Belarus, its economy still recovering from a balance-of-payments crisis in 2010 that necessitated a Russian bailout, needs the crude to run its two refineries, key earners of hard currency revenues through diesel and gasoline exports to Europe.

Belarus is asking for 23 million tonnes of crude oil, or about 460,000 bpd, up from 21.5 million tonnes promised this year. Russian officials say the volume has yet to be agreed.

In an interview with Reuters this week, Belarus President Alexander Lukashenko said Russia was offering only 18 million tonnes, an effective cut.

"We have agreed with Russia on everything with the exception of 4 to 5 million tonnes of oil. We would like to refine 23 million," Lukashenko said.

Russian oil producers, which own almost all country's refineries, have fallen behind on refinery upgrades.
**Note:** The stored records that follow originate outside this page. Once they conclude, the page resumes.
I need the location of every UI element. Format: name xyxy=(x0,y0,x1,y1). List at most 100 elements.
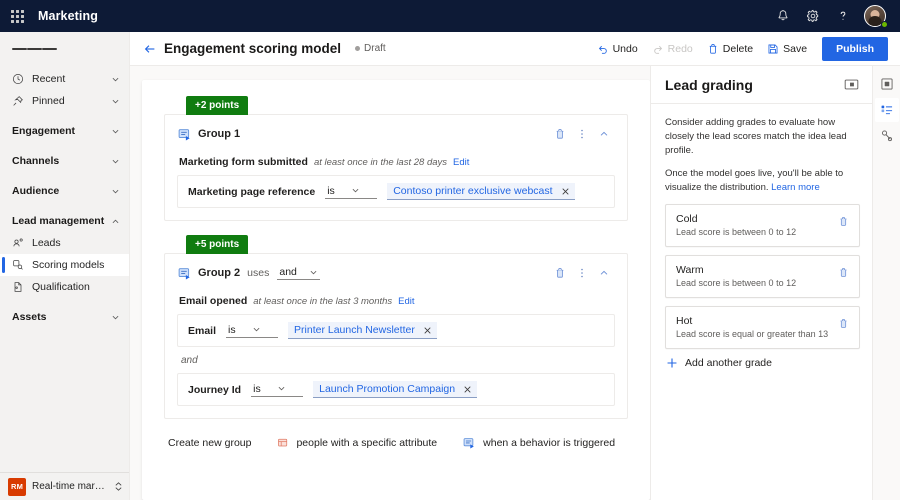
condition-edit-link[interactable]: Edit xyxy=(453,157,469,168)
grade-name: Hot xyxy=(676,315,693,327)
grade-card-hot[interactable]: Hot Lead score is equal or greater than … xyxy=(665,306,860,349)
help-question-icon[interactable] xyxy=(828,0,858,32)
chevron-down-icon[interactable] xyxy=(109,157,121,166)
canvas-card: +2 points Group 1 Marketing form submitt… xyxy=(142,80,650,500)
sidebar-collapse-icon[interactable] xyxy=(0,32,129,66)
panel-header: Lead grading xyxy=(651,66,872,104)
add-another-grade-label: Add another grade xyxy=(685,357,772,369)
create-group-attribute-option[interactable]: people with a specific attribute xyxy=(277,437,437,449)
attribute-row: Journey Id is Launch Promotion Campaign xyxy=(177,373,615,406)
lead-grading-panel-icon[interactable] xyxy=(874,98,899,122)
chevron-up-icon[interactable] xyxy=(109,217,121,226)
attribute-label: Email xyxy=(188,324,217,337)
area-badge: RM xyxy=(8,477,26,496)
value-text: Contoso printer exclusive webcast xyxy=(393,185,553,197)
group-header: Group 2 uses and xyxy=(177,263,615,283)
sidebar-item-pinned[interactable]: Pinned xyxy=(0,90,129,112)
area-switcher-label: Real-time marketi... xyxy=(32,481,108,492)
nav-divider-space xyxy=(0,172,129,180)
chevron-down-icon[interactable] xyxy=(109,97,121,106)
scoring-model-icon xyxy=(12,259,28,271)
app-launcher-icon[interactable] xyxy=(0,0,34,32)
sidebar-group-label: Assets xyxy=(12,311,47,323)
remove-value-close-icon[interactable] xyxy=(463,385,472,394)
nav-divider-space xyxy=(0,202,129,210)
nav-divider-space xyxy=(0,112,129,120)
behavior-group-icon xyxy=(177,127,193,142)
group-block: +5 points Group 2 uses and Email opened … xyxy=(164,235,628,419)
sidebar-group-lead-management[interactable]: Lead management xyxy=(0,210,129,232)
chevron-down-icon[interactable] xyxy=(109,313,121,322)
panel-body: Consider adding grades to evaluate how c… xyxy=(651,104,872,500)
save-button[interactable]: Save xyxy=(760,37,814,61)
group-delete-icon[interactable] xyxy=(549,124,571,144)
avatar[interactable] xyxy=(858,0,892,32)
learn-more-link[interactable]: Learn more xyxy=(771,182,820,193)
operator-select[interactable]: is xyxy=(226,324,279,338)
clock-icon xyxy=(12,73,28,85)
grade-delete-trash-icon[interactable] xyxy=(835,264,851,280)
sidebar-item-recent[interactable]: Recent xyxy=(0,68,129,90)
collapse-panel-icon[interactable] xyxy=(842,76,860,94)
value-pill[interactable]: Contoso printer exclusive webcast xyxy=(387,183,575,200)
condition-description: at least once in the last 3 months xyxy=(253,296,393,307)
group-logic-operator-select[interactable]: and xyxy=(277,266,320,280)
grade-delete-trash-icon[interactable] xyxy=(835,315,851,331)
remove-value-close-icon[interactable] xyxy=(561,187,570,196)
delete-button[interactable]: Delete xyxy=(700,37,760,61)
nav-divider-space xyxy=(0,142,129,150)
sidebar-item-label: Pinned xyxy=(32,95,65,107)
condition-line: Marketing form submitted at least once i… xyxy=(179,156,615,168)
group-more-options-icon[interactable] xyxy=(571,263,593,283)
behavior-group-icon xyxy=(177,266,193,281)
sidebar-group-engagement[interactable]: Engagement xyxy=(0,120,129,142)
sidebar-group-channels[interactable]: Channels xyxy=(0,150,129,172)
value-pill[interactable]: Printer Launch Newsletter xyxy=(288,322,437,339)
group-collapse-chevron-up-icon[interactable] xyxy=(593,124,615,144)
value-pill[interactable]: Launch Promotion Campaign xyxy=(313,381,478,398)
related-panel-icon[interactable] xyxy=(875,124,899,148)
add-another-grade-button[interactable]: Add another grade xyxy=(665,357,860,369)
save-disk-icon xyxy=(767,43,779,55)
trash-icon xyxy=(707,43,719,55)
sidebar: Recent Pinned Engagement Channels Audien… xyxy=(0,32,130,500)
notification-bell-icon[interactable] xyxy=(768,0,798,32)
sidebar-group-label: Lead management xyxy=(12,215,105,227)
scoring-canvas: +2 points Group 1 Marketing form submitt… xyxy=(130,66,650,500)
group-delete-icon[interactable] xyxy=(549,263,571,283)
sidebar-group-assets[interactable]: Assets xyxy=(0,306,129,328)
properties-panel-icon[interactable] xyxy=(875,72,899,96)
condition-edit-link[interactable]: Edit xyxy=(398,296,414,307)
chevron-down-icon xyxy=(309,268,318,277)
back-arrow-icon[interactable] xyxy=(140,38,160,60)
chevron-down-icon[interactable] xyxy=(109,187,121,196)
grade-text: Cold Lead score is between 0 to 12 xyxy=(676,213,835,237)
grade-card-cold[interactable]: Cold Lead score is between 0 to 12 xyxy=(665,204,860,247)
grade-card-warm[interactable]: Warm Lead score is between 0 to 12 xyxy=(665,255,860,298)
settings-gear-icon[interactable] xyxy=(798,0,828,32)
create-group-behavior-option[interactable]: when a behavior is triggered xyxy=(463,437,615,449)
area-switcher-chevron-icon[interactable] xyxy=(114,481,123,492)
undo-button[interactable]: Undo xyxy=(590,37,645,61)
publish-button[interactable]: Publish xyxy=(822,36,888,61)
group-name: Group 1 xyxy=(198,128,241,140)
operator-select[interactable]: is xyxy=(251,383,304,397)
group-more-options-icon[interactable] xyxy=(571,124,593,144)
operator-select[interactable]: is xyxy=(325,185,378,199)
group-collapse-chevron-up-icon[interactable] xyxy=(593,263,615,283)
condition-name: Marketing form submitted xyxy=(179,156,308,168)
redo-button[interactable]: Redo xyxy=(645,37,700,61)
chevron-down-icon[interactable] xyxy=(109,127,121,136)
chevron-down-icon[interactable] xyxy=(109,75,121,84)
sidebar-item-qualification[interactable]: Qualification xyxy=(0,276,129,298)
sidebar-item-scoring-models[interactable]: Scoring models xyxy=(0,254,129,276)
sidebar-item-leads[interactable]: Leads xyxy=(0,232,129,254)
row-join-operator: and xyxy=(181,355,198,366)
attribute-group-icon xyxy=(277,437,289,449)
delete-label: Delete xyxy=(722,42,754,55)
sidebar-group-audience[interactable]: Audience xyxy=(0,180,129,202)
top-brand-bar: Marketing xyxy=(0,0,900,32)
remove-value-close-icon[interactable] xyxy=(423,326,432,335)
area-switcher[interactable]: RM Real-time marketi... xyxy=(0,472,129,500)
grade-delete-trash-icon[interactable] xyxy=(835,213,851,229)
State controlled Rosneft is the largest producer of Euro II gasoline and has not kept up with upgrades, while some other refiners have upgraded to make Euro IV and V.

Seasonal factors are likely to heap pressure on the gasoline tightness in spring as high summer demand approaches.

To illustrate the seasonal rise, in 2012, Russian domestic monthly gasoline deliveries rose to 3.235 million tones by August from a minimum of 2.66 million tones in February, climbing by an average of 100,000 tonnes per month.

One oil company source said that the ministry's calculation of up to 1 million tonnes being lost to the gasoline pool under the proposed transition from Euro II may well prove to be unrealistically low.

"The energy ministry's estimate was based on the companies' plans and promises to switch from Euro II to Euro III while maintaining and even increasing volumes," the source said.

"But what is really going to happen? Someone won't manage in time, someone will have a refinery accident, and suddenly the deficit will be more than a million tonnes," another oil company source said.

Putin has said he will not cut refiners any more slack.

"We have pushed back the introduction of new (fuel) standards as some industries had not been ready for it," he said last month at a meeting of regional officials in Yaroslavl, an industrial city which has a large, relatively modern refinery producing Euro V fuels.

"But we can't postpone it indefinitely."